Tenants in Common Ownership

I seem to have been directly in the path of “TIC” real estate offerings all year long. Even though TIC interests in real estate have been around for years, interest has increased dramatically since 2002, when the IRS provided guidance. A revenue procedure that indicated that a taxpayer can use a TIC investment, if properly structured, as either relinquished property or replacement property in a qualifying tax-free exchange.

The real estate industry has perceived the new revenue procedure as the IRS’s “stamp of approval,” and a “TIC rush” in real estate TIC investments has been on ever since. I have been in a quandary over this new product with warning comments coming from very qualified real estate brokers, and positive comments from equally qualified brokers about the huge advantage for the investor of owning, for a modest amount of money, a fractional interest in a large institutional-grade investment property.

Hopefully this information will bring those who read it, to a level of understanding of what a TIC is in the world of commercial real estate.

First of all I have been amazed to be told that what is going on now with TIC ownership and the IRS is simply a “revenue procedure” and the IRS has actually NOT RULED on the TIC investment, the jury is still out on that ruling.

There is a real requirement for anyone interested in a TIC investment to engage tax counsel to review a TIC agreement to see if it will be treated as a partnership for tax purposes, and therefore not qualifying for a tax-free exchange.

As with any real estate investment, the investor must obtain and examine due-diligence information about the property. Information would include property inspection reports, environmental reports, property survey and financial analysis of the prior operation of the property.
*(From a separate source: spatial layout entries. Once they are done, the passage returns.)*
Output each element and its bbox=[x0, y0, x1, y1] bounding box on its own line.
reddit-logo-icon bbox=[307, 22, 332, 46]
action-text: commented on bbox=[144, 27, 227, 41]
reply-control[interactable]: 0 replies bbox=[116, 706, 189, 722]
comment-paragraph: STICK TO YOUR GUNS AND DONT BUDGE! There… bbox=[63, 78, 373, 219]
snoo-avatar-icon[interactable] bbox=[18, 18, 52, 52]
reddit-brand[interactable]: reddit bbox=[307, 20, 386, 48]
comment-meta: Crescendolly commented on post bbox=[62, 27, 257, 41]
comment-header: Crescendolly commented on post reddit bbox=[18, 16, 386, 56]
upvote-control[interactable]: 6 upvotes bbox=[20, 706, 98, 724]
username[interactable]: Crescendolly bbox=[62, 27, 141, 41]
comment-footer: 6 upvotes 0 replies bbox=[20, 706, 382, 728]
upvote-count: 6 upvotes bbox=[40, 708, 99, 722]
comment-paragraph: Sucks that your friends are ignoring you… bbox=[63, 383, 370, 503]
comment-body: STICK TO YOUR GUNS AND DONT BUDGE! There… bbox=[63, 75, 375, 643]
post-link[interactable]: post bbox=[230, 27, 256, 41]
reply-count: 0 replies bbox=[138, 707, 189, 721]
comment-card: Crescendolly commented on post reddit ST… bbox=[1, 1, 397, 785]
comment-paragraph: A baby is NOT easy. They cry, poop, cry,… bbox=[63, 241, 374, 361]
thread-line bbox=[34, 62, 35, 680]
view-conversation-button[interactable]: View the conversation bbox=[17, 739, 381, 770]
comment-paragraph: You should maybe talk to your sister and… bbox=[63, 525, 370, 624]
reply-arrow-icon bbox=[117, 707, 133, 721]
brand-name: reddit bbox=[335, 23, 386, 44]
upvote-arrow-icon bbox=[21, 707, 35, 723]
The investor must also consider the ability to resell their interest in the TIC. A significant consideration should be the management of the property. Decisions to sell, borrow funds, lease, or hire a property manager are controlled by the TIC agreement and unanimous approval for these decisions is required. One negative vote could block the will of the other owners.

Finally one should make sure that drafting the TIC agreement into a carefully structured agreement is of the utmost concern as the IRS can re-characterize it as creating a “partnership” for tax purposes and the result is that the ability to exchange on a tax-free basis into or out of a TIC is destroyed.

The IRS has provided definitive guidance to taxpayers in structuring sound transactions. The distinctions between a TIC interest in real estate and a partnership are not clear.

The danger, of course, is that an exchange involving a TIC interest that was treated as a partnership by the IRS would be a taxable sale.

Rev. Proc. 2002-22 provides IRS guidance for safely structuring a TIC interest so that it will not be deemed a partnership, and a taxable sale.

To obtain a favorable ruling each of the Revenue Procedure’s 15 requirements must be met. The 15 requirements are:

1. TIC Ownership- Each co-owner must hold title to the property as a tenant in common under local law.

2. Number of Co-Owners – The number of co-owners cannot exceed 35 persons.

3. No Treatment of Co-Ownership as an Entity. The owners must not act like an entity. They cannot file a partnership or corporate tax return, conduct business under a common name or refer to themselves as partners, shareholders, or members of an entity.

4. Co-Ownership Agreement – The Revenue Procedure specifically allows co-ownership agreements.

5. Voting – TIC Agreement may include voting provisions. Co-Owners holding no more than 50% of the undivided interest in the property must approve any specific action and that voting must be unanimous approval.

6. Restrictions on Alienation – There can be no restrictions on the right to transfer, partition, or encumber a co-owner’s interest in the property. Certain restrictions are allowed such as restrictions on alienation contained in loan documents that are commercial and customary. The sponsor or the master lessee may have a right to make the first offer to buy the co-owners interest but the more common right of first refusal is not specifically allowed.

7. Sharing Proceeds and Liabilities Upon Sale – If the property is sold, any debt secured by a blanket lien must first be satisfied before distributing the remaining proceeds to the co-owners.

8. Proportionate Sharing of Profits and Losses – Each of the co-owners must share all profits and losses in proportion to their undivided interests in the property.

9. Proportionate Sharing of Debt – Co-owners must share in any indebtedness secured by a blanket lien in proportion to their undivided interests.

10. Options – The Revenue Procedure allows call options to be issued by co-owners.

11. No Business Activity – The co-owners activities “must be limited to those customarily performed in connection with the maintenance and repair of rental real property.

12. Management and Brokerage Agreements – Co-owners may not enter into management or brokerage agreements unless they are “renewable” annually.

13. Leasing Agreements – All leases must be bona fide leases for federal tax purposes.

14. Loan Agreements – No co-owner, sponsor, manager, or lessee may make a loan to acquire a TIC interest in the property.

15. Payment to Sponsor – Any payment to a sponsor must reflect the fair market value of the services provided and may not be based on income or profit from the property.

The most significant problems in a TIC interest will be the requirement for unanimous consent to sell, finance, or enter into a management contract with respect to the property.

Most transactions will probably be structured under a long-term Master Lease to avoid the requirement for unanimous consent for leasing or entering into a management contract.

The Revenue Procedure will become the standard for structure in the TIC common transactions. A sponsor of TIC transactions will likely structure all of their transactions so that its requirements are met, and the investor/taxpayer can be assured that their tax-free exchange transaction will be fully tax-free.

Understanding the TIC offering, the property, from a real estate view, and the 15 requirements that need to be met, will hopefully give those who read this article, insight to understand a Tenant-in-Common Transaction.